The Madrid Congress was the Fourth Congress of the Spanish Regional Federation of the International Workingmen's Association (FRE-AIT) that was held in Madrid in June 1874.

Unlike the previous three, the congress was held in hiding since the International had been banned five months earlier by Francisco Serrano, new head of government and state after the triumph of Manuel Pavia's coup d'état that ended the First Spanish Republic. In the Madrid Congress it was decided that no more general congresses would be held until legality was recovered, being replaced by regional congresses. The Congress also ratified the anarchist theses of the Anarchist International to which the FRE had been attached since its foundation in the St. Imier Congress of September 1872.

== Background ==
On 10 January 1874, after the triumph of Manuel Pavia's coup d'état and with the imminent fall of the Canton of Cartagena, the last stronghold of the cantonal rebellion, the government of Francisco Serrano decreed the dissolution of the International in Spain "considering that the principles upheld and put into practice by the International Workingmen's Association are opposed to the right, morality and freedom of work ..." Its premises were quickly occupied by the Civil Guard and its press closed. Six days earlier, the Federal Commission had assessed the latest events in this way: "The grotesque dictatorship of the apostate Castelar and his accomplices has produced the coup d'état of 3 January 1874. The civil dictatorship has fallen to give way to the military dictatorship, which has dissolved bourgeois legality by shooting."

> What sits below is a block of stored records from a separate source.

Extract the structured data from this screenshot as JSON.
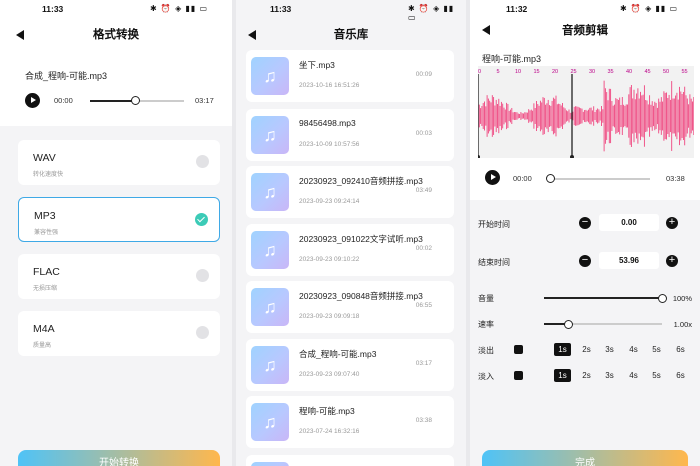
{
  "panel1": {
    "time": "11:33",
    "title": "格式转换",
    "file_name": "合成_程响-可能.mp3",
    "current_time": "00:00",
    "duration": "03:17",
    "progress": 0.48,
    "formats": [
      {
        "name": "WAV",
        "desc": "转化速度快",
        "selected": false
      },
      {
        "name": "MP3",
        "desc": "兼容性强",
        "selected": true
      },
      {
        "name": "FLAC",
        "desc": "无损压缩",
        "selected": false
      },
      {
        "name": "M4A",
        "desc": "质量高",
        "selected": false
      }
    ],
    "start_button": "开始转换"
  },
  "panel2": {
    "time": "11:33",
    "title": "音乐库",
    "items": [
      {
        "name": "坐下.mp3",
        "date": "2023-10-16 16:51:26",
        "duration": "00:09"
      },
      {
        "name": "98456498.mp3",
        "date": "2023-10-09 10:57:56",
        "duration": "00:03"
      },
      {
        "name": "20230923_092410音频拼接.mp3",
        "date": "2023-09-23 09:24:14",
        "duration": "03:49"
      },
      {
        "name": "20230923_091022文字试听.mp3",
        "date": "2023-09-23 09:10:22",
        "duration": "00:02"
      },
      {
        "name": "20230923_090848音频拼接.mp3",
        "date": "2023-09-23 09:09:18",
        "duration": "06:55"
      },
      {
        "name": "合成_程响-可能.mp3",
        "date": "2023-09-23 09:07:40",
        "duration": "03:17"
      },
      {
        "name": "程响-可能.mp3",
        "date": "2023-07-24 16:32:16",
        "duration": "03:38"
      }
    ]
  },
  "panel3": {
    "time": "11:32",
    "title": "音频剪辑",
    "file_name": "程响-可能.mp3",
    "ruler_labels": [
      "0",
      "5",
      "10",
      "15",
      "20",
      "25",
      "30",
      "35",
      "40",
      "45",
      "50",
      "55"
    ],
    "current_time": "00:00",
    "duration": "03:38",
    "progress": 0.0,
    "start_label": "开始时间",
    "start_value": "0.00",
    "end_label": "结束时间",
    "end_value": "53.96",
    "volume_label": "音量",
    "volume_value": "100%",
    "volume_level": 1.0,
    "speed_label": "速率",
    "speed_value": "1.00x",
    "speed_level": 0.2,
    "fade_out_label": "淡出",
    "fade_in_label": "淡入",
    "fade_options": [
      "1s",
      "2s",
      "3s",
      "4s",
      "5s",
      "6s"
    ],
    "fade_out_selected": "1s",
    "fade_in_selected": "1s",
    "done_button": "完成"
  },
  "status_icons": "✱ ⏰ ◈ ▮▮ ▭",
  "colors": {
    "accent_blue": "#3fa9e6",
    "check_green": "#3ccbb7",
    "wave_pink": "#f0457f",
    "btn_gradient_start": "#4fc3f7",
    "btn_gradient_end": "#ffb74d"
  }
}
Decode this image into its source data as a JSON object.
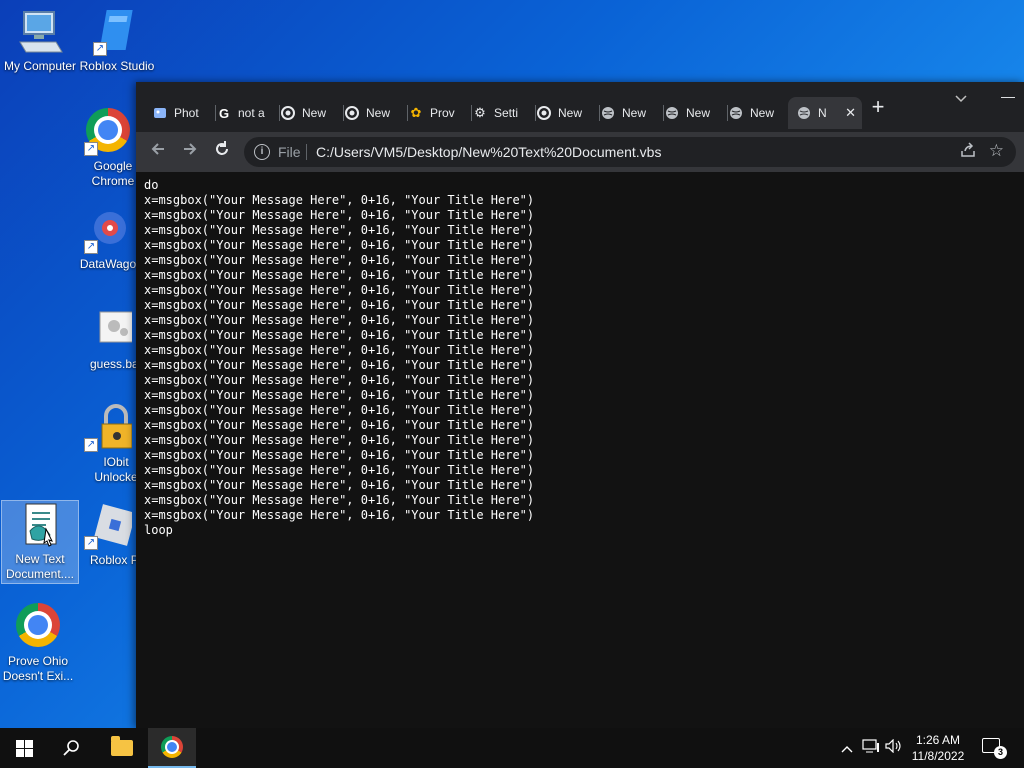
{
  "desktop": {
    "icons": [
      {
        "label": "My Computer",
        "icon": "computer-icon"
      },
      {
        "label": "Roblox Studio",
        "icon": "roblox-studio-icon"
      },
      {
        "label": "Google Chrome",
        "icon": "chrome-icon"
      },
      {
        "label": "DataWago",
        "icon": "datawago-icon"
      },
      {
        "label": "guess.ba",
        "icon": "batch-file-icon"
      },
      {
        "label": "IObit Unlocke",
        "icon": "iobit-unlocker-icon"
      },
      {
        "label": "New Text Document....",
        "icon": "vbs-script-icon"
      },
      {
        "label": "Roblox Pla",
        "icon": "roblox-player-icon"
      },
      {
        "label": "Prove Ohio Doesn't Exi...",
        "icon": "chrome-icon"
      }
    ]
  },
  "browser": {
    "tabs": [
      {
        "title": "Phot",
        "icon": "photos-icon"
      },
      {
        "title": "not a",
        "icon": "google-icon"
      },
      {
        "title": "New",
        "icon": "chrome-icon"
      },
      {
        "title": "New",
        "icon": "chrome-icon"
      },
      {
        "title": "Prov",
        "icon": "flower-icon"
      },
      {
        "title": "Setti",
        "icon": "gear-icon"
      },
      {
        "title": "New",
        "icon": "chrome-icon"
      },
      {
        "title": "New",
        "icon": "globe-icon"
      },
      {
        "title": "New",
        "icon": "globe-icon"
      },
      {
        "title": "New",
        "icon": "globe-icon"
      },
      {
        "title": "N",
        "icon": "globe-icon",
        "active": true
      }
    ],
    "toolbar": {
      "scheme_label": "File",
      "url": "C:/Users/VM5/Desktop/New%20Text%20Document.vbs"
    },
    "content": {
      "lines": [
        "do",
        "x=msgbox(\"Your Message Here\", 0+16, \"Your Title Here\")",
        "x=msgbox(\"Your Message Here\", 0+16, \"Your Title Here\")",
        "x=msgbox(\"Your Message Here\", 0+16, \"Your Title Here\")",
        "x=msgbox(\"Your Message Here\", 0+16, \"Your Title Here\")",
        "x=msgbox(\"Your Message Here\", 0+16, \"Your Title Here\")",
        "x=msgbox(\"Your Message Here\", 0+16, \"Your Title Here\")",
        "x=msgbox(\"Your Message Here\", 0+16, \"Your Title Here\")",
        "x=msgbox(\"Your Message Here\", 0+16, \"Your Title Here\")",
        "x=msgbox(\"Your Message Here\", 0+16, \"Your Title Here\")",
        "x=msgbox(\"Your Message Here\", 0+16, \"Your Title Here\")",
        "x=msgbox(\"Your Message Here\", 0+16, \"Your Title Here\")",
        "x=msgbox(\"Your Message Here\", 0+16, \"Your Title Here\")",
        "x=msgbox(\"Your Message Here\", 0+16, \"Your Title Here\")",
        "x=msgbox(\"Your Message Here\", 0+16, \"Your Title Here\")",
        "x=msgbox(\"Your Message Here\", 0+16, \"Your Title Here\")",
        "x=msgbox(\"Your Message Here\", 0+16, \"Your Title Here\")",
        "x=msgbox(\"Your Message Here\", 0+16, \"Your Title Here\")",
        "x=msgbox(\"Your Message Here\", 0+16, \"Your Title Here\")",
        "x=msgbox(\"Your Message Here\", 0+16, \"Your Title Here\")",
        "x=msgbox(\"Your Message Here\", 0+16, \"Your Title Here\")",
        "x=msgbox(\"Your Message Here\", 0+16, \"Your Title Here\")",
        "x=msgbox(\"Your Message Here\", 0+16, \"Your Title Here\")",
        "loop"
      ]
    }
  },
  "taskbar": {
    "time": "1:26 AM",
    "date": "11/8/2022",
    "notification_count": "3"
  },
  "colors": {
    "desktop_accent": "#0a63d6",
    "browser_bg": "#121212",
    "tabstrip": "#202124",
    "toolbar": "#35363a",
    "taskbar": "#101010"
  }
}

Immediately the Federal Commission agreed on a series of measures to keep FRE-AIT's activity underground. In Circular No. 38 issued on 12 January, it recommended that the federations put "important documents and objects in a safe place" and reiterated the need to divide the sections into small and secret groups, "or adopting the form that each federation in use of its autonomy it considers more correct". It encouraged members to defend themselves in the name of justice within or outside "bourgeois law" - arguing that "the natural rights of association and assembly are prior to and superior to any law, and that no one can restrict them or violate their freedom" - without ruling out the use of violence, since bourgeois institutions "are sustained by force, only by force can they be overthrown." Thus the Federations should "organize as many revolutionary groups as possible, in order to be ready and waiting for the revolutionary socialist action of the proletariat." "The social war, the class war, the war between rich and poor so many times provoked by the bourgeoisie, should not scare us in the least, because we are sure that Reason and Justice are with us, and that the triumph it will be of the sons of Labor".

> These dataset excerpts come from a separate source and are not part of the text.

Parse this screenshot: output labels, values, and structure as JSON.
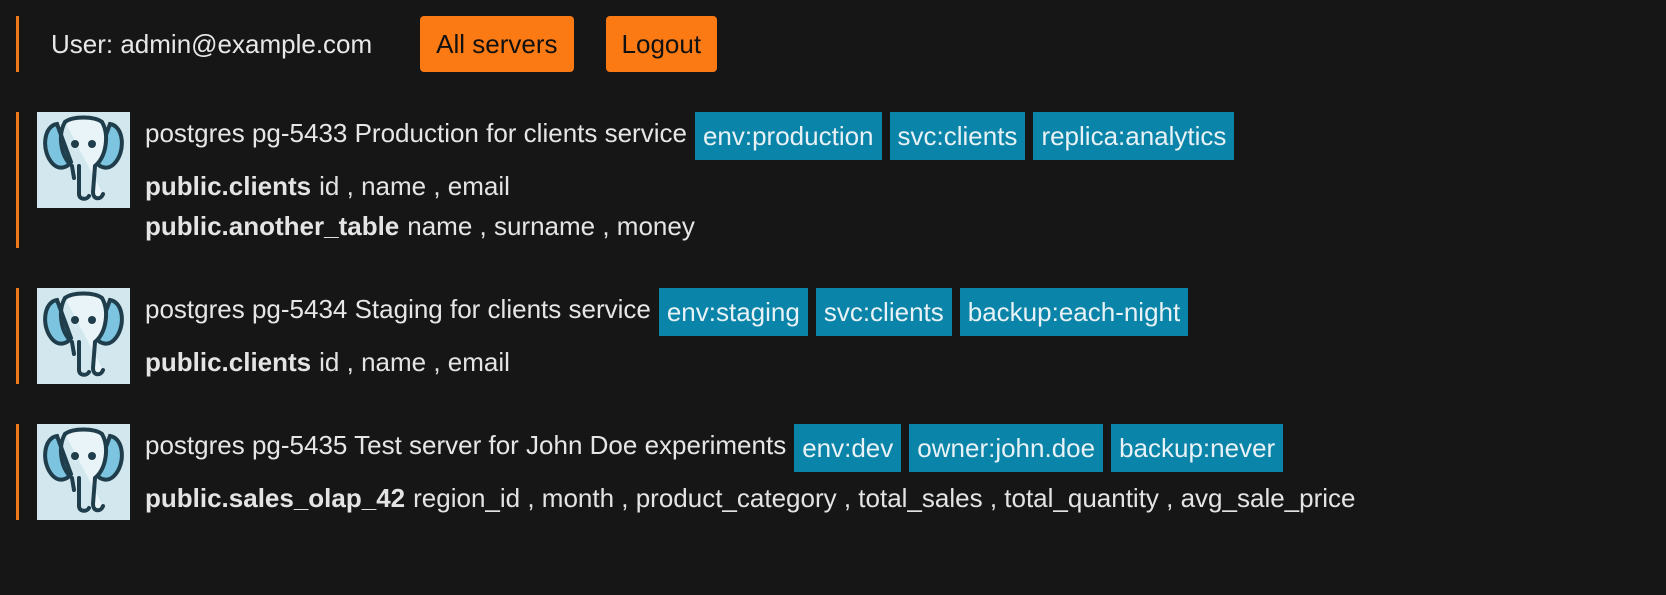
{
  "header": {
    "user_label": "User: admin@example.com",
    "all_servers_label": "All servers",
    "logout_label": "Logout"
  },
  "servers": [
    {
      "title": "postgres pg-5433 Production for clients service",
      "icon": "postgres-elephant-icon",
      "tags": [
        "env:production",
        "svc:clients",
        "replica:analytics"
      ],
      "tables": [
        {
          "name": "public.clients",
          "columns": "id , name , email"
        },
        {
          "name": "public.another_table",
          "columns": "name , surname , money"
        }
      ]
    },
    {
      "title": "postgres pg-5434 Staging for clients service",
      "icon": "postgres-elephant-icon",
      "tags": [
        "env:staging",
        "svc:clients",
        "backup:each-night"
      ],
      "tables": [
        {
          "name": "public.clients",
          "columns": "id , name , email"
        }
      ]
    },
    {
      "title": "postgres pg-5435 Test server for John Doe experiments",
      "icon": "postgres-elephant-icon",
      "tags": [
        "env:dev",
        "owner:john.doe",
        "backup:never"
      ],
      "tables": [
        {
          "name": "public.sales_olap_42",
          "columns": "region_id , month , product_category , total_sales , total_quantity , avg_sale_price"
        }
      ]
    }
  ],
  "colors": {
    "background": "#161617",
    "accent": "#fc7a14",
    "tag": "#0a84a8"
  }
}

In the Circular no. 41 of 16 April 1874, the Federal Commission convened the Fourth Congress of the FRE-AIT which was finally held secretly in Madrid.

== Development ==
Despite the difficulties imposed by the outlawing, the FRE managed to hold between 21 and 27 June the secret Congress of Madrid (the fourth of its history) which was attended by representatives of 48 Federations and in which aid was approved for the victims of repression and ratified the agreements reached at the Geneva Congress of the Anarchist International held in September of the previous year. At that time the FRE was made up of 198 local federations with 347 sections.

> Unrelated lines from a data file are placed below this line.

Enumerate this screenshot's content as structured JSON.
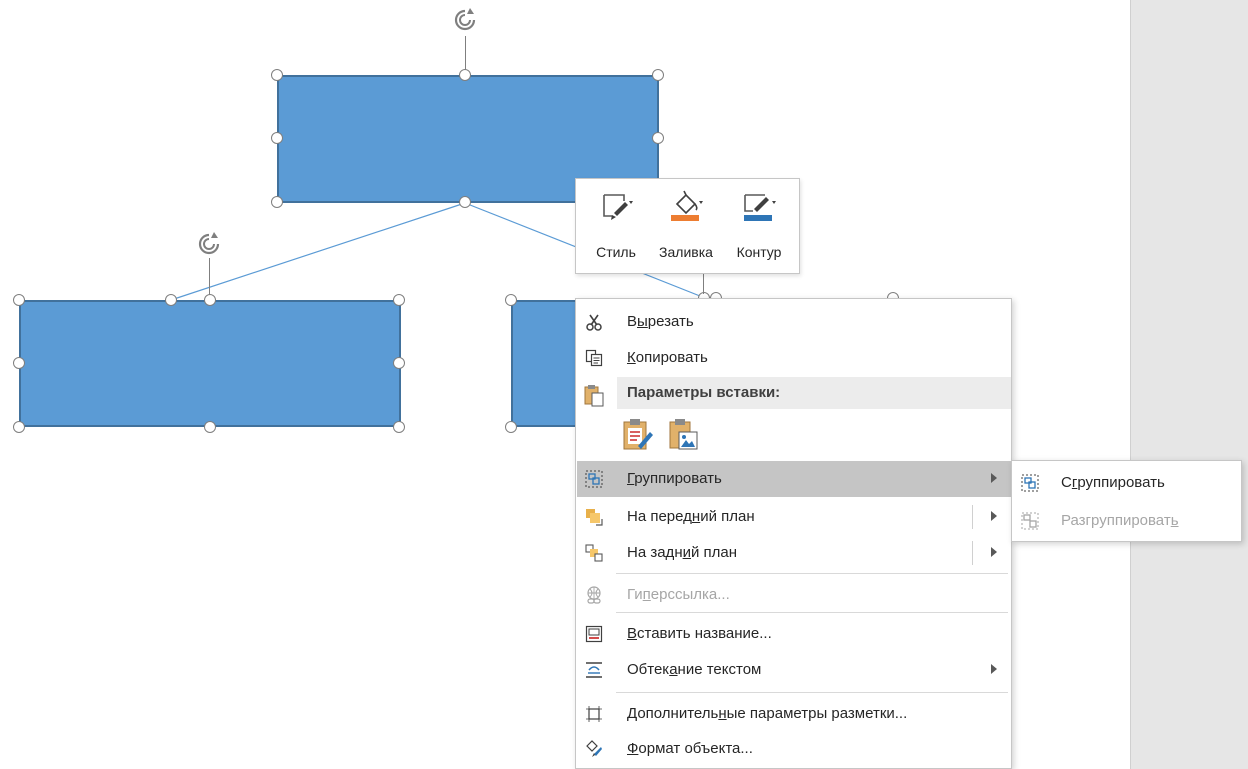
{
  "mini_toolbar": {
    "style_label": "Стиль",
    "fill_label": "Заливка",
    "outline_label": "Контур"
  },
  "context_menu": {
    "cut": {
      "pre": "В",
      "ul": "ы",
      "post": "резать"
    },
    "copy": {
      "pre": "",
      "ul": "К",
      "post": "опировать"
    },
    "paste_options": "Параметры вставки:",
    "group": {
      "pre": "",
      "ul": "Г",
      "post": "руппировать"
    },
    "bring_front": {
      "pre": "На перед",
      "ul": "н",
      "post": "ий план"
    },
    "send_back": {
      "pre": "На задн",
      "ul": "и",
      "post": "й план"
    },
    "hyperlink": {
      "pre": "Ги",
      "ul": "п",
      "post": "ерссылка..."
    },
    "insert_caption": {
      "pre": "",
      "ul": "В",
      "post": "ставить название..."
    },
    "wrap_text": {
      "pre": "Обтек",
      "ul": "а",
      "post": "ние текстом"
    },
    "more_layout": {
      "pre": "Дополнитель",
      "ul": "н",
      "post": "ые параметры разметки..."
    },
    "format_object": {
      "pre": "",
      "ul": "Ф",
      "post": "ормат объекта..."
    }
  },
  "submenu": {
    "group": {
      "pre": "С",
      "ul": "г",
      "post": "руппировать"
    },
    "ungroup": {
      "pre": "Разгруппироват",
      "ul": "ь",
      "post": ""
    }
  },
  "colors": {
    "shape_fill": "#5b9bd5",
    "shape_border": "#41719c",
    "fill_accent": "#ed7d31",
    "outline_accent": "#2e75b6",
    "selected_item": "#c5c5c5"
  }
}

It was agreed that there would be no more general congresses of the FRE, being replaced by secret regional conferences "to be held successively, with the attendance at each of them by a delegate from the Federal Commission, bearer of the [sic] order of the day, of the agreements and of the votes, to be summarized later in a common whole within the Federal Commission." Ten "regions" were established: Catalonia, Valencia, Aragon, Eastern Andalusia, Western Andalusia, Murcia, New Castile, Old Castile, Extremadura and Vasco-Navarra-Santanderina. The first important "regional" conference - the Catalan one - was held in Sants on 10 June 1875.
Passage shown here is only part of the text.